At this, Lubbi heaved himself up from the bench to drag away an unsympathetic Kat, snarling under his breath.

“Is that how you feel?” Micki asked, taking a step closer to Jeanette. “That your life was over when that slouch headed for the hills? Or snuffed it—whatever it was he did.”

“Jen lost her daughter before that,” Nanna clarified in a soft voice behind Jeanette’s head.

“Oh bloody hell,” said Micki. “Now I understand what just happened. Sorry, Jen. Really.”

“Thanks,” said Jeanette, taking a final drag and stubbing the cigarette out under her shoe. “Sometimes I feel like that, but not today. It partly depends how it settles in your brain—the booze, I mean.”

She took another swig from the wine bottle and put it back in her bag. Lubbi returned, pushing Kat in front of him.

“Sorry Jen,” she said dismally, gently touching Jeanette’s shoulder. “I didn’t know . . . You know I didn’t mean anything by it?”

Jeanette nodded.

“It’s fine,” she reassured her, whereupon Kat dejectedly slunk away and Lubbi sat back down on the bench.

“Your old man,” he said, leaning forward with his hands clasped between his knees so that he could look her in the eyes. “Your ex-husband, I mean. Are you still in touch?”

“No, we’re not. We text each other on Charlotte’s birthday, that’s all. And on her death day too,” she added more quietly, although she didn’t really want to think about it.

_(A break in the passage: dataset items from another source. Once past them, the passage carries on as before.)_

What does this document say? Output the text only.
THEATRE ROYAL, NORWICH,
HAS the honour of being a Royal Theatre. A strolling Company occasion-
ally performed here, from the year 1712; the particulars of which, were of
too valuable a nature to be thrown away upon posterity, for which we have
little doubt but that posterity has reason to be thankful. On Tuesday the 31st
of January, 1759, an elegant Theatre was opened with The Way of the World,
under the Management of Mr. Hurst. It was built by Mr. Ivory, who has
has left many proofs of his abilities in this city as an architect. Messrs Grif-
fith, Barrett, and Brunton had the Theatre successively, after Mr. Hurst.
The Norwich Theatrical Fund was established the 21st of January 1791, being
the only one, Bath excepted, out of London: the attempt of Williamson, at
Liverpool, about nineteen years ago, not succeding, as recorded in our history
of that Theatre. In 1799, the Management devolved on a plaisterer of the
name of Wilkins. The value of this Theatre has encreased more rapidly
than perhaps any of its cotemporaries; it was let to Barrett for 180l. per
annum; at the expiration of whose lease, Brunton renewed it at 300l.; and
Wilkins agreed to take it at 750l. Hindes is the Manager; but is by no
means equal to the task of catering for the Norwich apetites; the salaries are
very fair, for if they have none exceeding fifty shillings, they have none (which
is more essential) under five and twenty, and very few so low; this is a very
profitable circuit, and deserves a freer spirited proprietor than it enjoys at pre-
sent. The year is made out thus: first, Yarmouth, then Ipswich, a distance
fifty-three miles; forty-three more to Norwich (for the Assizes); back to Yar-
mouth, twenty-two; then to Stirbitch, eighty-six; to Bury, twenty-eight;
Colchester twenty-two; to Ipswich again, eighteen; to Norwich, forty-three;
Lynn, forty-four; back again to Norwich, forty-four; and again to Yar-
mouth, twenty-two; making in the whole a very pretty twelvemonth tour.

“You were married,” Lubbi argued. “You went through a tough time together. I don’t understand how he could let you go so completely. Why didn’t he try to help you get back on the right track, if you see what I mean. Does it upset you—me saying that? Should I shut up?”

Jeanette smiled at him. No, she wasn’t upset, and she didn’t want Lubbi to shut up. But his questions weren’t the easiest to answer.

“It was a mutual decision to go our separate ways,” she said in defence of her husband. “He couldn’t put up with me—seeing me in the state I was in—nor could I. It was me who was lying and deceitful and betraying and couldn’t look myself in the mirror. Or him in the eyes. He didn’t do anything wrong.”

“You can’t be sure of that,” said Lubbi without a hint of irony. “Perhaps it was your old man who got rid of him. Your lover, I mean.”

At first, Jeanette thought he was joking, but she saw from his serious expression that this wasn’t the case. Laughter bubbled up inside her, but she didn’t want to hurt Lubbi. Instead she looked down at her tightly clenched hands and took a couple of deep breaths.

“He’s a good person—my ex-husband,” she clarified. “I want nothing except for him to be happy. I set him free because he deserved that, because he deserved a new chance.”

Lubbi reached across Micki and put his hand on her knee. The warmth spread through the denim and into her tepid body.

“You do too, sweetheart,” he said. “Give yourself a second chance. Leave this life. Stop boozing. See a counsellor. Do something.”

And of course she could have done all that, but the rot within her had reached the point of no return. The putrid and tainted thing that was her soul could not be saved either by self-help or therapy.